«Nella mia qualità di Coordinatore regionale del Mia Casa d’Abruzzo e di ex-parlamentare, in occasione del quarto anniversario del terremoto e della sua graditissima presenza a L’Aquila, le chiedo, a nome delle famiglie ancora sfollate – scrive Pio Rapagnà – di promuovere un incontro di lavoro con la Istituzioni pubbliche regionali e locali e soggetti attuatori della ricostruzione e della messa in sicurezza antisismica degli alloggi e degli edifici di edilizia residenziale pubblica di proprietà dell’Ater e dei Comuni del cratere».
«In questi 4 anni – continua Rapagnà – trascorsi dal 6 aprile 2009 è rimasta completamente ferma la ricostruzione ‘pesante’ degli edifici inagibili classificati E, ricostruzione affidata dalla Presidenza del Consiglio dei Ministri e dal Commissario delegato e Presidente della Regione, al Provveditorato Interregionale per le Opere Pubbliche ed agli enti locali e strumentali della Regione e dei Comuni».
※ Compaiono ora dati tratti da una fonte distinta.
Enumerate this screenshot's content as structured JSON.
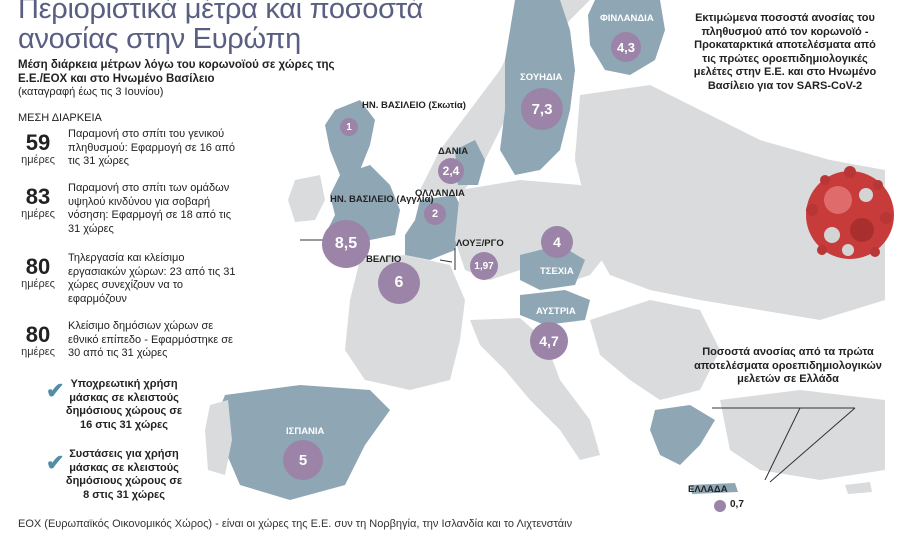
{
  "header": {
    "title_line1": "Περιοριστικά μέτρα και ποσοστά",
    "title_line2": "ανοσίας στην Ευρώπη",
    "subtitle": "Μέση διάρκεια μέτρων λόγω του κορωνοϊού σε χώρες της Ε.Ε./ΕΟΧ και στο Ηνωμένο Βασίλειο",
    "note": "(καταγραφή έως τις 3 Ιουνίου)"
  },
  "duration_heading": "ΜΕΣΗ ΔΙΑΡΚΕΙΑ",
  "days_unit": "ημέρες",
  "measures": [
    {
      "days": "59",
      "text": "Παραμονή στο σπίτι του γενικού πληθυσμού: Εφαρμογή σε 16 από τις 31 χώρες"
    },
    {
      "days": "83",
      "text": "Παραμονή στο σπίτι των ομάδων υψηλού κινδύνου για σοβαρή νόσηση: Εφαρμογή σε 18 από τις 31 χώρες"
    },
    {
      "days": "80",
      "text": "Τηλεργασία και κλείσιμο εργασιακών χώρων: 23 από τις 31 χώρες συνεχίζουν να το εφαρμόζουν"
    },
    {
      "days": "80",
      "text": "Κλείσιμο δημόσιων χώρων σε εθνικό επίπεδο - Εφαρμόστηκε σε 30 από τις 31 χώρες"
    }
  ],
  "masks": [
    {
      "text": "Υποχρεωτική χρήση μάσκας σε κλειστούς δημόσιους χώρους σε 16 στις 31 χώρες"
    },
    {
      "text": "Συστάσεις για χρήση μάσκας σε κλειστούς δημόσιους χώρους σε 8 στις 31 χώρες"
    }
  ],
  "right_note": "Εκτιμώμενα ποσοστά ανοσίας του πληθυσμού από τον κορωνοϊό - Προκαταρκτικά αποτελέσματα από τις πρώτες οροεπιδημιολογικές μελέτες στην Ε.Ε. και στο Ηνωμένο Βασίλειο για τον SARS-CoV-2",
  "greece_note": "Ποσοστά ανοσίας από τα πρώτα αποτελέσματα οροεπιδημιολογικών μελετών σε Ελλάδα",
  "footer": "ΕΟΧ (Ευρωπαϊκός Οικονομικός Χώρος) - είναι οι χώρες της Ε.Ε. συν τη Νορβηγία, την Ισλανδία και το Λιχτενστάιν",
  "countries": {
    "finland": {
      "label": "ΦΙΝΛΑΝΔΙΑ",
      "value": "4,3"
    },
    "sweden": {
      "label": "ΣΟΥΗΔΙΑ",
      "value": "7,3"
    },
    "scotland": {
      "label": "ΗΝ. ΒΑΣΙΛΕΙΟ (Σκωτία)",
      "value": "1"
    },
    "denmark": {
      "label": "ΔΑΝΙΑ",
      "value": "2,4"
    },
    "netherlands": {
      "label": "ΟΛΛΑΝΔΙΑ",
      "value": "2"
    },
    "england": {
      "label": "ΗΝ. ΒΑΣΙΛΕΙΟ (Αγγλία)",
      "value": "8,5"
    },
    "belgium": {
      "label": "ΒΕΛΓΙΟ",
      "value": "6"
    },
    "luxembourg": {
      "label": "ΛΟΥΞ/ΡΓΟ",
      "value": "1,97"
    },
    "czechia": {
      "label": "ΤΣΕΧΙΑ",
      "value": "4"
    },
    "austria": {
      "label": "ΑΥΣΤΡΙΑ",
      "value": "4,7"
    },
    "spain": {
      "label": "ΙΣΠΑΝΙΑ",
      "value": "5"
    },
    "greece": {
      "label": "ΕΛΛΑΔΑ",
      "value": "0,7"
    }
  },
  "colors": {
    "highlight_land": "#8fa6b5",
    "other_land": "#d9dbdd",
    "bubble": "#9b84a8",
    "title": "#5a5f82",
    "check": "#4f8ea6",
    "virus": "#c83b3b"
  }
}
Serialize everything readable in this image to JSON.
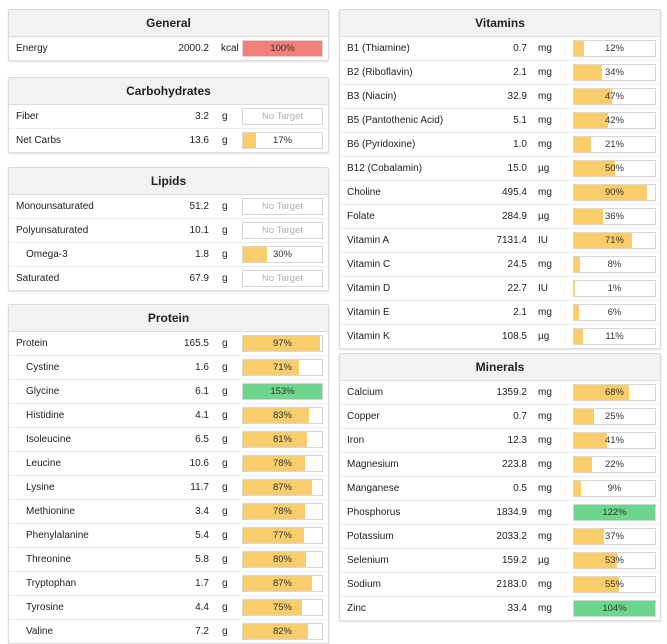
{
  "colors": {
    "yellow": "#f9cd6b",
    "green": "#6dd68a",
    "red": "#f08079"
  },
  "general": {
    "title": "General",
    "rows": [
      {
        "name": "Energy",
        "amount": "2000.2",
        "unit": "kcal",
        "pct": "100%",
        "fill": 1.0,
        "color": "red"
      }
    ]
  },
  "carbohydrates": {
    "title": "Carbohydrates",
    "rows": [
      {
        "name": "Fiber",
        "amount": "3.2",
        "unit": "g",
        "pct": "No Target",
        "fill": 0,
        "color": "none"
      },
      {
        "name": "Net Carbs",
        "amount": "13.6",
        "unit": "g",
        "pct": "17%",
        "fill": 0.17,
        "color": "yellow"
      }
    ]
  },
  "lipids": {
    "title": "Lipids",
    "rows": [
      {
        "name": "Monounsaturated",
        "amount": "51.2",
        "unit": "g",
        "pct": "No Target",
        "fill": 0,
        "color": "none"
      },
      {
        "name": "Polyunsaturated",
        "amount": "10.1",
        "unit": "g",
        "pct": "No Target",
        "fill": 0,
        "color": "none"
      },
      {
        "name": "Omega-3",
        "amount": "1.8",
        "unit": "g",
        "pct": "30%",
        "fill": 0.3,
        "color": "yellow",
        "sub": true
      },
      {
        "name": "Saturated",
        "amount": "67.9",
        "unit": "g",
        "pct": "No Target",
        "fill": 0,
        "color": "none"
      }
    ]
  },
  "protein": {
    "title": "Protein",
    "rows": [
      {
        "name": "Protein",
        "amount": "165.5",
        "unit": "g",
        "pct": "97%",
        "fill": 0.97,
        "color": "yellow"
      },
      {
        "name": "Cystine",
        "amount": "1.6",
        "unit": "g",
        "pct": "71%",
        "fill": 0.71,
        "color": "yellow",
        "sub": true
      },
      {
        "name": "Glycine",
        "amount": "6.1",
        "unit": "g",
        "pct": "153%",
        "fill": 1.0,
        "color": "green",
        "sub": true
      },
      {
        "name": "Histidine",
        "amount": "4.1",
        "unit": "g",
        "pct": "83%",
        "fill": 0.83,
        "color": "yellow",
        "sub": true
      },
      {
        "name": "Isoleucine",
        "amount": "6.5",
        "unit": "g",
        "pct": "81%",
        "fill": 0.81,
        "color": "yellow",
        "sub": true
      },
      {
        "name": "Leucine",
        "amount": "10.6",
        "unit": "g",
        "pct": "78%",
        "fill": 0.78,
        "color": "yellow",
        "sub": true
      },
      {
        "name": "Lysine",
        "amount": "11.7",
        "unit": "g",
        "pct": "87%",
        "fill": 0.87,
        "color": "yellow",
        "sub": true
      },
      {
        "name": "Methionine",
        "amount": "3.4",
        "unit": "g",
        "pct": "78%",
        "fill": 0.78,
        "color": "yellow",
        "sub": true
      },
      {
        "name": "Phenylalanine",
        "amount": "5.4",
        "unit": "g",
        "pct": "77%",
        "fill": 0.77,
        "color": "yellow",
        "sub": true
      },
      {
        "name": "Threonine",
        "amount": "5.8",
        "unit": "g",
        "pct": "80%",
        "fill": 0.8,
        "color": "yellow",
        "sub": true
      },
      {
        "name": "Tryptophan",
        "amount": "1.7",
        "unit": "g",
        "pct": "87%",
        "fill": 0.87,
        "color": "yellow",
        "sub": true
      },
      {
        "name": "Tyrosine",
        "amount": "4.4",
        "unit": "g",
        "pct": "75%",
        "fill": 0.75,
        "color": "yellow",
        "sub": true
      },
      {
        "name": "Valine",
        "amount": "7.2",
        "unit": "g",
        "pct": "82%",
        "fill": 0.82,
        "color": "yellow",
        "sub": true
      }
    ]
  },
  "vitamins": {
    "title": "Vitamins",
    "rows": [
      {
        "name": "B1 (Thiamine)",
        "amount": "0.7",
        "unit": "mg",
        "pct": "12%",
        "fill": 0.12,
        "color": "yellow"
      },
      {
        "name": "B2 (Riboflavin)",
        "amount": "2.1",
        "unit": "mg",
        "pct": "34%",
        "fill": 0.34,
        "color": "yellow"
      },
      {
        "name": "B3 (Niacin)",
        "amount": "32.9",
        "unit": "mg",
        "pct": "47%",
        "fill": 0.47,
        "color": "yellow"
      },
      {
        "name": "B5 (Pantothenic Acid)",
        "amount": "5.1",
        "unit": "mg",
        "pct": "42%",
        "fill": 0.42,
        "color": "yellow"
      },
      {
        "name": "B6 (Pyridoxine)",
        "amount": "1.0",
        "unit": "mg",
        "pct": "21%",
        "fill": 0.21,
        "color": "yellow"
      },
      {
        "name": "B12 (Cobalamin)",
        "amount": "15.0",
        "unit": "µg",
        "pct": "50%",
        "fill": 0.5,
        "color": "yellow"
      },
      {
        "name": "Choline",
        "amount": "495.4",
        "unit": "mg",
        "pct": "90%",
        "fill": 0.9,
        "color": "yellow"
      },
      {
        "name": "Folate",
        "amount": "284.9",
        "unit": "µg",
        "pct": "36%",
        "fill": 0.36,
        "color": "yellow"
      },
      {
        "name": "Vitamin A",
        "amount": "7131.4",
        "unit": "IU",
        "pct": "71%",
        "fill": 0.71,
        "color": "yellow"
      },
      {
        "name": "Vitamin C",
        "amount": "24.5",
        "unit": "mg",
        "pct": "8%",
        "fill": 0.08,
        "color": "yellow"
      },
      {
        "name": "Vitamin D",
        "amount": "22.7",
        "unit": "IU",
        "pct": "1%",
        "fill": 0.01,
        "color": "yellow"
      },
      {
        "name": "Vitamin E",
        "amount": "2.1",
        "unit": "mg",
        "pct": "6%",
        "fill": 0.06,
        "color": "yellow"
      },
      {
        "name": "Vitamin K",
        "amount": "108.5",
        "unit": "µg",
        "pct": "11%",
        "fill": 0.11,
        "color": "yellow"
      }
    ]
  },
  "minerals": {
    "title": "Minerals",
    "rows": [
      {
        "name": "Calcium",
        "amount": "1359.2",
        "unit": "mg",
        "pct": "68%",
        "fill": 0.68,
        "color": "yellow"
      },
      {
        "name": "Copper",
        "amount": "0.7",
        "unit": "mg",
        "pct": "25%",
        "fill": 0.25,
        "color": "yellow"
      },
      {
        "name": "Iron",
        "amount": "12.3",
        "unit": "mg",
        "pct": "41%",
        "fill": 0.41,
        "color": "yellow"
      },
      {
        "name": "Magnesium",
        "amount": "223.8",
        "unit": "mg",
        "pct": "22%",
        "fill": 0.22,
        "color": "yellow"
      },
      {
        "name": "Manganese",
        "amount": "0.5",
        "unit": "mg",
        "pct": "9%",
        "fill": 0.09,
        "color": "yellow"
      },
      {
        "name": "Phosphorus",
        "amount": "1834.9",
        "unit": "mg",
        "pct": "122%",
        "fill": 1.0,
        "color": "green"
      },
      {
        "name": "Potassium",
        "amount": "2033.2",
        "unit": "mg",
        "pct": "37%",
        "fill": 0.37,
        "color": "yellow"
      },
      {
        "name": "Selenium",
        "amount": "159.2",
        "unit": "µg",
        "pct": "53%",
        "fill": 0.53,
        "color": "yellow"
      },
      {
        "name": "Sodium",
        "amount": "2183.0",
        "unit": "mg",
        "pct": "55%",
        "fill": 0.55,
        "color": "yellow"
      },
      {
        "name": "Zinc",
        "amount": "33.4",
        "unit": "mg",
        "pct": "104%",
        "fill": 1.0,
        "color": "green"
      }
    ]
  }
}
«Purtroppo, aldilà delle buone intenzioni dei soggetti attuatori della ricostruzione – osserva Rapagnà – l’Ater ha avviato soltanto 92 interventi per la riparazione e ricostruzione leggera, il Provveditorato Interregionale alle Opere Pubbliche e il Comune dell’Aquila sono sostanzialmente fermi nell’opera di ricostruzione pesante, e l’intero patrimonio abitativo pubblico danneggiato dal terremoto presenta oggi una situazione drammatica».
«In questi anni, a L’Aquila e in Abruzzo – afferma il coordinatore di Mia Casa – è stato fatto un grande sforzo per respingere i ripetuti tentativi di infiltrazione di alcune forme di criminalità politica, amministrativa e malavitosa e per respingere e prevenire corruzione, clientelismo e distorte e incontrollabili modalità di gestione del denaro pubblico, e lo dimostrano in modo inequivocabile le puntuali relazioni annuali della Magistratura ordinaria, Amministrativa e della Corte dei Conti sull’andamento della ricostrzione e le attività degli Enti pubblici, Società strumentali, partecipate e controllate, sottoposti al loro controllo».
«In tale contesto – prosegue l’ex parlamentare – dispiace constatare che, pur in presenza di evidenti situazioni “anomale” di cattiva gestione, sperpero di denaro pubblico e facile corruzione, le massime Istituzioni della Regione Abruzzo, gli Enti Locali e le strutture della pubblica amministrazione non hanno dato un buon esempio, sul piano legislativo, nell’opera ricostruzione, di vigilanza e di lotta alla corruzione ed alla criminalità politica e amministrativa insediatasi sul nostro territorio e di cui sono state e sono piene le cronache giudiziarie, investigative e repressive».
Secondo Rapagnà «si è sviluppata e si consolida quotidianamente una illegalità diffusa a livello economico privato e amministrativo pubblico, con un enorme giro di affari, che coinvolge il settanta per cento dell’attività complessiva della Regione, mentre abbiamo assistito alla esplosione di scaldali che hanno decapitato i vertici politici ed amministrativi di Comuni e Regione, e che, senza drastiche iniziative di prevenzione e contrasto, sembra far presagire cose non buone per il futuro dell’Abruzzo e dell’Aquila».